Friday, November 23, 2012
the last book I ever read (The Art of Fielding, excerpt five)
from The Art of Fielding by Chad Harbach:
“Do you know who Steve Blass is?” Sarah asked.
“Never heard of him,” Henry lied. Steve Blass was an all-star pitcher for the Pirates in the early ‘70s. In the spring of 1973 he suddenly, inexplicably, became unable to throw the ball over the plate. He struggled for two years to regain his control and then, defeated, retired.
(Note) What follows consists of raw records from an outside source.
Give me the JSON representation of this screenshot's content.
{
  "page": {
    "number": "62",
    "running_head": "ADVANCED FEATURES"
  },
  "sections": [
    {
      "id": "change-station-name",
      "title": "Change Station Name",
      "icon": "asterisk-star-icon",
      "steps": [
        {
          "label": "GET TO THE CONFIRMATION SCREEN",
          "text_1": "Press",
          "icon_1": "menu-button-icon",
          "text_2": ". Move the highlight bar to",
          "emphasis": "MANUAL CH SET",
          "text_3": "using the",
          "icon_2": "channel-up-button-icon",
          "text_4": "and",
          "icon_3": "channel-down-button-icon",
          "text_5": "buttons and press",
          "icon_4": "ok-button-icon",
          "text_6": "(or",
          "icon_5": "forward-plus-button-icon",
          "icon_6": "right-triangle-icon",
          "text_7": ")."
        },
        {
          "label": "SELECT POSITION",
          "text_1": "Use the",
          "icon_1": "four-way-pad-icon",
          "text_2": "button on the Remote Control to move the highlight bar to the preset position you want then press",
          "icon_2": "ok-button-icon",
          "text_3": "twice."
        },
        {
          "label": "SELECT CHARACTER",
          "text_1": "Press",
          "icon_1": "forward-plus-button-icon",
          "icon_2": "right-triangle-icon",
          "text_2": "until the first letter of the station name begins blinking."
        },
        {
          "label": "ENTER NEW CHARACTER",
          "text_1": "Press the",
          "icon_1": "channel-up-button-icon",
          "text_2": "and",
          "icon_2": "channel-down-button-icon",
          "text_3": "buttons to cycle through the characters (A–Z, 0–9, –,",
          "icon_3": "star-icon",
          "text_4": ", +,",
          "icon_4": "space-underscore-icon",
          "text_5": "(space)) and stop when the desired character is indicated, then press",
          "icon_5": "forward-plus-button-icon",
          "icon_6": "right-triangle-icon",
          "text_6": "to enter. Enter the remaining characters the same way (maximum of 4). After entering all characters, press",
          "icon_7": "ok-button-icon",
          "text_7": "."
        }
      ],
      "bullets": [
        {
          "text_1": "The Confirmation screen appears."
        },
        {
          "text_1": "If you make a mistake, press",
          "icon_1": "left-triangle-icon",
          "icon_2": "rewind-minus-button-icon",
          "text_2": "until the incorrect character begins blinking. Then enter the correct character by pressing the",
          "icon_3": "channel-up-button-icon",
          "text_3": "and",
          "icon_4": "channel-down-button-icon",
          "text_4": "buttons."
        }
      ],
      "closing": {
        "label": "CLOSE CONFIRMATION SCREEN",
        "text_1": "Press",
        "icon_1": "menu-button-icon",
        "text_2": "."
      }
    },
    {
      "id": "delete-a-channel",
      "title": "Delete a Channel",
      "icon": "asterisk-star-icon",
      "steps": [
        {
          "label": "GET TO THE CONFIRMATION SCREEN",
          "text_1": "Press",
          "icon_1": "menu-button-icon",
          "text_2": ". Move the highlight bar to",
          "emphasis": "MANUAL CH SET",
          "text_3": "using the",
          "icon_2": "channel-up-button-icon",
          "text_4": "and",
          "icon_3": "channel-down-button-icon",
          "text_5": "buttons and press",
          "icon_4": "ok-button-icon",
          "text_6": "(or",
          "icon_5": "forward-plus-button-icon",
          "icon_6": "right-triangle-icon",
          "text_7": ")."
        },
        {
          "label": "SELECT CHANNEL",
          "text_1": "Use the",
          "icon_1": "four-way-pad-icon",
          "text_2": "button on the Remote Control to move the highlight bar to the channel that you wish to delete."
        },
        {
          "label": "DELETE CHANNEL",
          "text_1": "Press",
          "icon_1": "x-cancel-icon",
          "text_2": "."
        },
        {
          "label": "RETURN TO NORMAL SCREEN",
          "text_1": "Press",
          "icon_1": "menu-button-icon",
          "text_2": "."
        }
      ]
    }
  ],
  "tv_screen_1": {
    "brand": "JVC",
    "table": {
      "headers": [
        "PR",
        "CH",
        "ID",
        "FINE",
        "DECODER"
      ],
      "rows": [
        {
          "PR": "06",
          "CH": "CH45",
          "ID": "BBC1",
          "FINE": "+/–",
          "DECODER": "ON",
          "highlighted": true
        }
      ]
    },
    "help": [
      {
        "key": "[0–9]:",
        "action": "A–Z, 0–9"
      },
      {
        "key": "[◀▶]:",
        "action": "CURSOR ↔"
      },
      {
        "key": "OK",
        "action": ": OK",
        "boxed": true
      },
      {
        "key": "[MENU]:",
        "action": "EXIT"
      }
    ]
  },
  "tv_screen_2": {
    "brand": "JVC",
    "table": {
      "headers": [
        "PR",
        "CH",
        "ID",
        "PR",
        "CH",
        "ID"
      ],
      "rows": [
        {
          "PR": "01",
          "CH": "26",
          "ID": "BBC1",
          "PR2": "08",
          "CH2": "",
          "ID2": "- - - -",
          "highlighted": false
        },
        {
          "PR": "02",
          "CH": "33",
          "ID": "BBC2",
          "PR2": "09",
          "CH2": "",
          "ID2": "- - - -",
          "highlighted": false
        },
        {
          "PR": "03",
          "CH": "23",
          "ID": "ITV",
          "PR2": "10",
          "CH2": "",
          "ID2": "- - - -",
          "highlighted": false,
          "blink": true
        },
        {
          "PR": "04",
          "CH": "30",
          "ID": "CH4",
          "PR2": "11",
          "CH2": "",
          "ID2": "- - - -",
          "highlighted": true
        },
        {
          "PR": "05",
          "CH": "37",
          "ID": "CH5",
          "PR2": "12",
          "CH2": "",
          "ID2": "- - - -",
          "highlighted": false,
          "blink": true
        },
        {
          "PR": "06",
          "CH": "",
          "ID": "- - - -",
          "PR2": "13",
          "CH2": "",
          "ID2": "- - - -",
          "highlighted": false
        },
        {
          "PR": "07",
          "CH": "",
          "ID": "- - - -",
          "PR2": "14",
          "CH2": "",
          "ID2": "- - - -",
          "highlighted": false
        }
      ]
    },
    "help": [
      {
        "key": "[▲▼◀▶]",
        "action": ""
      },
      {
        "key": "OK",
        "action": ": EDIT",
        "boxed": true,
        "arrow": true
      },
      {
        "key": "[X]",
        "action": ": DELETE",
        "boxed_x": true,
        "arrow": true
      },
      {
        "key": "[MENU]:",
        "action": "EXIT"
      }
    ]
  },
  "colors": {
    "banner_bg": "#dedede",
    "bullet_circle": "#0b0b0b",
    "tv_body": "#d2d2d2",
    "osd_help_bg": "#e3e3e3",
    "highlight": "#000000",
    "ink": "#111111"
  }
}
“What about Mackey Sasser?”
“Never heard of him.” Sasser was a catcher for the Mets who’d developed a paralyzing fear of tossing the ball back to the pitcher. He would double-, triple-, quadruple-, quintuple-pump, unable to believe it was okay to let go. Opposing fans would loudly, gleefully count the number of pumps. Opposing players would run around the bases. Total humiliation. When it happened to Sasser, they said he had Steve Blass Disease.
“Steve Sax? Chuck Knoblauch? Mark Wohlers? Rick Ankiel?”
If Sarah X. Pessel hadn’t been a girl, Henry might have socked her in the face. Her middle name probably didn’t even start with X; she probably just liked the way it looked in her byline. “None of those guys were shortstops,” he said.